All posts by alykhan1

My community 

My community is more than just me, it stretches as far as the eyes can see

My community is more than my kin, it’s made up of the righteous and those filled with sin.

My community has no ethnicity, we represent the world collectively.

My community is made up of boys on the block, even those dudes hustling and shooting rock

My community has suits and the boys in blue, it has teachers and doctors and the children still in school.

My community has no politics you must follow we exist in peace and love so there is no need for sorrow.

My community has no warring factions, you and you alone are responsible for your actions.

My community doesn’t accept discrimination, but if you’re scared of us we’re happy to be patient.

My community is build on strong foundations, we believe in equality across all nations.

My community allows all to thrive because to hold back one person is to hold back their life.

My community, we exist in peace, because when there is only love, then we don’t have to consider defeat.

My community, is open to everybody, we breath and bleed the same so let’s exist in equality.

Which way? 

Staring into nothingness as my mind wondersI see so much that my mind thunders

And sometimes I feel so trapped I tumble through traps

Life telling me I should be doing this and that

So do your studies young man it’s essential

Then go to uni because you have potential

Then get married and up your financial, buy a house and get a job make sure you get dental.

But what if I don’t want to take the road most travelled

What if I’d prefer to see what’s out there and travel

What if my opportunities differ to yours

What if I chose to just take a pause

Then does that suddenly make me essentially flawed.

Because you think I’m wasting time because I’m bored

Does my voice suddenly get drowned to whisper 

because your ideology was not my kismet

Or am I allowed to let go and be free  

Am I allowed to to say fuck it and just be me…

Prison Cells

I don’t like confined spaces
I was misunderstood and they locked me up 

I was lost and confused and they didn’t give a fuck

My colour, my religion, just more categories in which to them I’m insufficient.

Stop and search has made me hate the system

Little brown boy is just another victim

I thought we had developed 

beyond judgement of colour 

But it seems me and mine are just born to suffer

Traces of the empire try to collapse us

 like I say, I will stand, against your hatred, because every time you throw me in a cell, I am,

Fully aware, of your judgements, 

I don’t like confined spaces, 

24 hours no phone call, the inhumanity of a metal box,

 I hate confined spaces,

 isolated from the world, from my fellow man

Can I plead my case, of course you can, lies.

Because Innocence, does it exist,

You were in that place you must have been causing shit. 

That’s what they tell me so I feel like a prick.

Unfair, unequal, unjustified.

You judged me based on some other guy, who looked like me with a beard and a backpack, 

you judged him based on some other person, not considering who your stereotype is hurting, 

your judgements cause problems, create fears.

I don’t like confined spaces

But I’ve been backed into a corner and I’ll come out swinging 

First in a while….

I walk, miles at a time,

but only in my mind,

It seems the worlds design

Relies on us find,

But what,

I don’t know

Because in my search I’m blind

So I put my hands out and I just begin to climb.
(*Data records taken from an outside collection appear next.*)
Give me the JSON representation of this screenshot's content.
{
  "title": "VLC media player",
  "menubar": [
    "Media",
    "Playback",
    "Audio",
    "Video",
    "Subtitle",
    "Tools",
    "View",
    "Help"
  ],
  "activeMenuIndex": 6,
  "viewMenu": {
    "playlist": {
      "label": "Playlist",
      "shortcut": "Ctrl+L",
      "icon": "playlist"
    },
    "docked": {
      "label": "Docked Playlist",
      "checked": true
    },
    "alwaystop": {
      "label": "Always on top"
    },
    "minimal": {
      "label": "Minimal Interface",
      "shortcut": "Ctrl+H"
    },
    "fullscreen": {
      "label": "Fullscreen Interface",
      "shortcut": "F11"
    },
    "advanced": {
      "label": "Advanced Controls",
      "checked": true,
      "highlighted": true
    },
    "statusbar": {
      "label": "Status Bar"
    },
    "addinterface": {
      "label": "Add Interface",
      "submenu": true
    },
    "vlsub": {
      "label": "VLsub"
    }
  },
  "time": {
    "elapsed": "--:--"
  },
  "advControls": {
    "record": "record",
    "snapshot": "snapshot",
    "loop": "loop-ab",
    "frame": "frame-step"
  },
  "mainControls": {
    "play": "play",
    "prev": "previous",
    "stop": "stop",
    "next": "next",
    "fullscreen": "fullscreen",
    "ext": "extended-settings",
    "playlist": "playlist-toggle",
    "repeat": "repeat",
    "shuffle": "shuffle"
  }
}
And though I may slip n descend into a bottem less pit

Something always catches me before I lose my shit.

And then epiphany hits like the bullet from a clip

So the next time I climb I’m higher before I slip.
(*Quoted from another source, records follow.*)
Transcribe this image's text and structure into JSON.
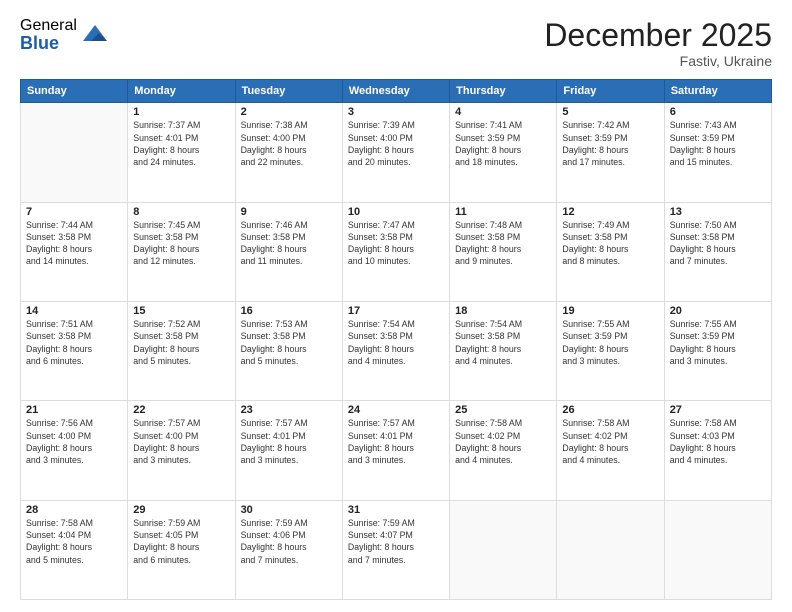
{
  "logo": {
    "general": "General",
    "blue": "Blue"
  },
  "title": "December 2025",
  "subtitle": "Fastiv, Ukraine",
  "days_of_week": [
    "Sunday",
    "Monday",
    "Tuesday",
    "Wednesday",
    "Thursday",
    "Friday",
    "Saturday"
  ],
  "weeks": [
    [
      {
        "day": "",
        "info": ""
      },
      {
        "day": "1",
        "info": "Sunrise: 7:37 AM\nSunset: 4:01 PM\nDaylight: 8 hours\nand 24 minutes."
      },
      {
        "day": "2",
        "info": "Sunrise: 7:38 AM\nSunset: 4:00 PM\nDaylight: 8 hours\nand 22 minutes."
      },
      {
        "day": "3",
        "info": "Sunrise: 7:39 AM\nSunset: 4:00 PM\nDaylight: 8 hours\nand 20 minutes."
      },
      {
        "day": "4",
        "info": "Sunrise: 7:41 AM\nSunset: 3:59 PM\nDaylight: 8 hours\nand 18 minutes."
      },
      {
        "day": "5",
        "info": "Sunrise: 7:42 AM\nSunset: 3:59 PM\nDaylight: 8 hours\nand 17 minutes."
      },
      {
        "day": "6",
        "info": "Sunrise: 7:43 AM\nSunset: 3:59 PM\nDaylight: 8 hours\nand 15 minutes."
      }
    ],
    [
      {
        "day": "7",
        "info": "Sunrise: 7:44 AM\nSunset: 3:58 PM\nDaylight: 8 hours\nand 14 minutes."
      },
      {
        "day": "8",
        "info": "Sunrise: 7:45 AM\nSunset: 3:58 PM\nDaylight: 8 hours\nand 12 minutes."
      },
      {
        "day": "9",
        "info": "Sunrise: 7:46 AM\nSunset: 3:58 PM\nDaylight: 8 hours\nand 11 minutes."
      },
      {
        "day": "10",
        "info": "Sunrise: 7:47 AM\nSunset: 3:58 PM\nDaylight: 8 hours\nand 10 minutes."
      },
      {
        "day": "11",
        "info": "Sunrise: 7:48 AM\nSunset: 3:58 PM\nDaylight: 8 hours\nand 9 minutes."
      },
      {
        "day": "12",
        "info": "Sunrise: 7:49 AM\nSunset: 3:58 PM\nDaylight: 8 hours\nand 8 minutes."
      },
      {
        "day": "13",
        "info": "Sunrise: 7:50 AM\nSunset: 3:58 PM\nDaylight: 8 hours\nand 7 minutes."
      }
    ],
    [
      {
        "day": "14",
        "info": "Sunrise: 7:51 AM\nSunset: 3:58 PM\nDaylight: 8 hours\nand 6 minutes."
      },
      {
        "day": "15",
        "info": "Sunrise: 7:52 AM\nSunset: 3:58 PM\nDaylight: 8 hours\nand 5 minutes."
      },
      {
        "day": "16",
        "info": "Sunrise: 7:53 AM\nSunset: 3:58 PM\nDaylight: 8 hours\nand 5 minutes."
      },
      {
        "day": "17",
        "info": "Sunrise: 7:54 AM\nSunset: 3:58 PM\nDaylight: 8 hours\nand 4 minutes."
      },
      {
        "day": "18",
        "info": "Sunrise: 7:54 AM\nSunset: 3:58 PM\nDaylight: 8 hours\nand 4 minutes."
      },
      {
        "day": "19",
        "info": "Sunrise: 7:55 AM\nSunset: 3:59 PM\nDaylight: 8 hours\nand 3 minutes."
      },
      {
        "day": "20",
        "info": "Sunrise: 7:55 AM\nSunset: 3:59 PM\nDaylight: 8 hours\nand 3 minutes."
      }
    ],
    [
      {
        "day": "21",
        "info": "Sunrise: 7:56 AM\nSunset: 4:00 PM\nDaylight: 8 hours\nand 3 minutes."
      },
      {
        "day": "22",
        "info": "Sunrise: 7:57 AM\nSunset: 4:00 PM\nDaylight: 8 hours\nand 3 minutes."
      },
      {
        "day": "23",
        "info": "Sunrise: 7:57 AM\nSunset: 4:01 PM\nDaylight: 8 hours\nand 3 minutes."
      },
      {
        "day": "24",
        "info": "Sunrise: 7:57 AM\nSunset: 4:01 PM\nDaylight: 8 hours\nand 3 minutes."
      },
      {
        "day": "25",
        "info": "Sunrise: 7:58 AM\nSunset: 4:02 PM\nDaylight: 8 hours\nand 4 minutes."
      },
      {
        "day": "26",
        "info": "Sunrise: 7:58 AM\nSunset: 4:02 PM\nDaylight: 8 hours\nand 4 minutes."
      },
      {
        "day": "27",
        "info": "Sunrise: 7:58 AM\nSunset: 4:03 PM\nDaylight: 8 hours\nand 4 minutes."
      }
    ],
    [
      {
        "day": "28",
        "info": "Sunrise: 7:58 AM\nSunset: 4:04 PM\nDaylight: 8 hours\nand 5 minutes."
      },
      {
        "day": "29",
        "info": "Sunrise: 7:59 AM\nSunset: 4:05 PM\nDaylight: 8 hours\nand 6 minutes."
      },
      {
        "day": "30",
        "info": "Sunrise: 7:59 AM\nSunset: 4:06 PM\nDaylight: 8 hours\nand 7 minutes."
      },
      {
        "day": "31",
        "info": "Sunrise: 7:59 AM\nSunset: 4:07 PM\nDaylight: 8 hours\nand 7 minutes."
      },
      {
        "day": "",
        "info": ""
      },
      {
        "day": "",
        "info": ""
      },
      {
        "day": "",
        "info": ""
      }
    ]
  ]
}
Because the thing I am searching for is not a thing at all

Because searching for things leaves us wanting more

These things we want, objects of our desire,

fleeting feelings causing emotions to transpire,

are merely just distractions from climbing higher

I must clear my mind or fall like I did prior.

See the truth is there is nothing to find

the bottomless pits are cages of the mind

So rather than focusing on the possession of objects

I’ll keep climbing till I am more than desires complex.